Потом взглянул на него исподлобья грозно и, будто не в своём уме, стал сам себе бормотать:
«Правда их… скоро посватаюсь… женюсь… придёте на свадьбу… да попа не зовите… а может… да ну и пусть…»
Слушая такие речи, Наум сильно испугался, думает: не задумал ли он — не приведи Господи! — на себя руки наложить? Стал его уговаривать, объяснять, какой это смертный грех — искать смерти против воли Божьей, и что душа такая не будет прощена во веки веков. Потом стал учить его молиться Богу и надеяться на Его милость… Много чего доброго говорил, ведь был человек разумный, хоть и не учился грамоте, а беседой такой, что и священник иной раз не знал, что возразить, а дьяк и вовсе не тягался с ним.
Василь на все его слова стоял молча, то усмехнётся, то нахмурится, то пробормочет: «Молиться? Молитесь сами!» А сам видно — думает о своём. Наум, поговорив с ним долго, решил: «Сейчас ему не втолкуешь. Он и себя не помнит. На свободе подойду к нему и разъясню, чтобы душа его не пропала».
Как только начало светать, во двор к Науму собрались нужные люди. Разложили костёр посреди двора, женщины принялись хлопотать: поставили казаны и горшки, варят борщи, лапшу, квасок, жаркое крошат, кутью накладывают в миски и разводят сытой, водку по бутылкам разливают, чтобы угощать, ложки перемывают, миски готовят, доски кладут — всё готовят как положено, чтобы и народ накормить, и Божьих старцев угостить.

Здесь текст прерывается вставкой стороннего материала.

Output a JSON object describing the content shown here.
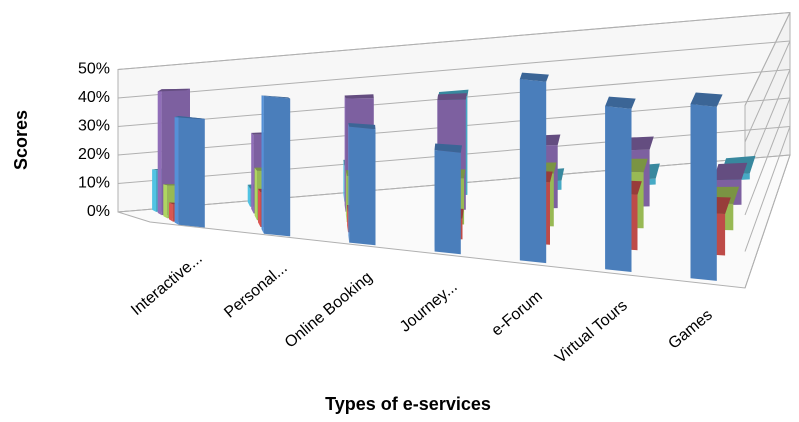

Наступил день, ударили в старший колокол неспешно, как на сбор. Господи! Как повалил народ — видимо-невидимо! Сначала свои селяне, а потом и из города понасходилось и понаехало; были даже господа, чтобы посмотреть, как по старине, что уже выходит из моды, будут девушку хоронить.
Как отзвонили на сбор, вот и несут из церкви святой крест и хоругви, за ними мары, а потом идут аж три попа и четвёртый дьякон, всё в чёрных ризах, а дьяков — с два десятка. А за народом так с трудом протолкались к дому.
Наум, увидев, что всё готово, стал назначать людей: кого дружкой, кого поддружим, кого в старосты, женщин в свахи, всё попарно, девочку в светилки, парней аж двенадцать в бояре, а жениха выбирать не нужно было — Василь, посватанный, был тут. Как всё распределил, поклонился и стал просить:
— Люди добрые, соседи любезные! Почтенные старики, милые жёночки, и вы, честная молодёжь, и ты, юная девица! Не откажите выслушать меня, старого, несчастного отца! (А сам так и рыдает). Не привёл меня Господь — святая воля Его! — выдать дочь замуж и с вами, друзьями, хлеб-соль разделить да повеселиться, а сподобил меня, грешного, отдать Ему одну-единственную дочку, чистую и непорочную, как белая голубка. Собираюсь теперь похоронить её девичество, как закон велит и как её слава заслужила. Потрудитесь пойти за ней в почёте, проводите её девичество в вечную жизнь, не в новый дом и не к милому мужу, а в сырую землю, в тёмную могилу! Утешьте своим участием и меня, старика, скорбящего отца, что своё дитя…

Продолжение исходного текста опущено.